小脳のふらつきを少し和らげるお薬として、セレジストというお薬が良く使われます。
セレジストは、TRH(甲状腺刺激ホルモン放出ホルモン)の働きを持つ合成薬物です。
以前は、ヒルトニンという同じTRHの働きをもつ注射薬が用いられていました。
甲状腺の機能と小脳の働きが関係あるのでしょうか?
TRHの小脳失調への効果は、ローリングマウスナゴヤ への効果があるところから発見されました。
ローリングマウスとは、遺伝性の『すぐ転んでしまう(ローリング)マウス』というところからつけられました。
TRHは生体内ではもともと、甲状腺刺激ホルモンを出させるホルモンで限局したところにだけ働くものです。
ところが、外部から投与すると、脳のいろいろなところに働いて、小脳症状を和らげると考えられています。

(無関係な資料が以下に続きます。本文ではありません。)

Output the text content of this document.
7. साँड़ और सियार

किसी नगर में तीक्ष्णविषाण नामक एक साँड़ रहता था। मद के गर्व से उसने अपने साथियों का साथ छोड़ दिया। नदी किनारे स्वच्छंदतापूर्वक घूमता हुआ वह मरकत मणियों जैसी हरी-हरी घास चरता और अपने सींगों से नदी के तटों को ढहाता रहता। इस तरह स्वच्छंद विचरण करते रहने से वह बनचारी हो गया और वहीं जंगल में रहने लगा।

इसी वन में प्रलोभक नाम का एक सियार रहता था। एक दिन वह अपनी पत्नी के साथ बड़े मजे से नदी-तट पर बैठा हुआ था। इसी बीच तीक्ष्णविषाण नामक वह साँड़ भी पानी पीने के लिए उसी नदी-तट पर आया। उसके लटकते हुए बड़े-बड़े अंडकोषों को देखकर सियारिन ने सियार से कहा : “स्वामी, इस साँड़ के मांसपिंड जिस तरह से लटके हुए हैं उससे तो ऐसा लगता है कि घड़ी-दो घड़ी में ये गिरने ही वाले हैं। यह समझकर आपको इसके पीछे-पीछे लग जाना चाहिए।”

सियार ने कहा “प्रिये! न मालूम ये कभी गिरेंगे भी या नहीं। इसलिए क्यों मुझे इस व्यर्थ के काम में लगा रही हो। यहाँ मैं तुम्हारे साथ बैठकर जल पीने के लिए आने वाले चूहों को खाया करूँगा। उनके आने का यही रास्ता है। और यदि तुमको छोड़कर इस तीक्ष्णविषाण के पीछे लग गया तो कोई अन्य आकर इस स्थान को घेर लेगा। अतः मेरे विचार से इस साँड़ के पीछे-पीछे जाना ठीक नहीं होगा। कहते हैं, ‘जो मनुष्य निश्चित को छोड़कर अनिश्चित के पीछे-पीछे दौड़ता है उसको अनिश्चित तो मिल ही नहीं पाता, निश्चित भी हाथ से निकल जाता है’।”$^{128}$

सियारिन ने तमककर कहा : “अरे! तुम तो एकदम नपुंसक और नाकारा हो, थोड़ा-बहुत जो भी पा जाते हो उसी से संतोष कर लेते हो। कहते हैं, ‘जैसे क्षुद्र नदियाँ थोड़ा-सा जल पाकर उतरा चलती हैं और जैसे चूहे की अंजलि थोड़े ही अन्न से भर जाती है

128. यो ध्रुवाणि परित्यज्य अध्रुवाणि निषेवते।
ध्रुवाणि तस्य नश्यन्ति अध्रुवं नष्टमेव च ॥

Biol Pharm Bull. 1997 Jan;20(1):86-7. | s |
Kinoshita K, Yamamura M, Sugihara J.
この論文には、TRHがくっつくレセプターのある場所が脳に広く散在していることを示しています。
TRHはこのように脳の中のさまざまな神経を活性化し、いろいろな伝達物質を増やしたり制御したりして、小脳症状を和らげる作用を有しているのではないかと考えられています。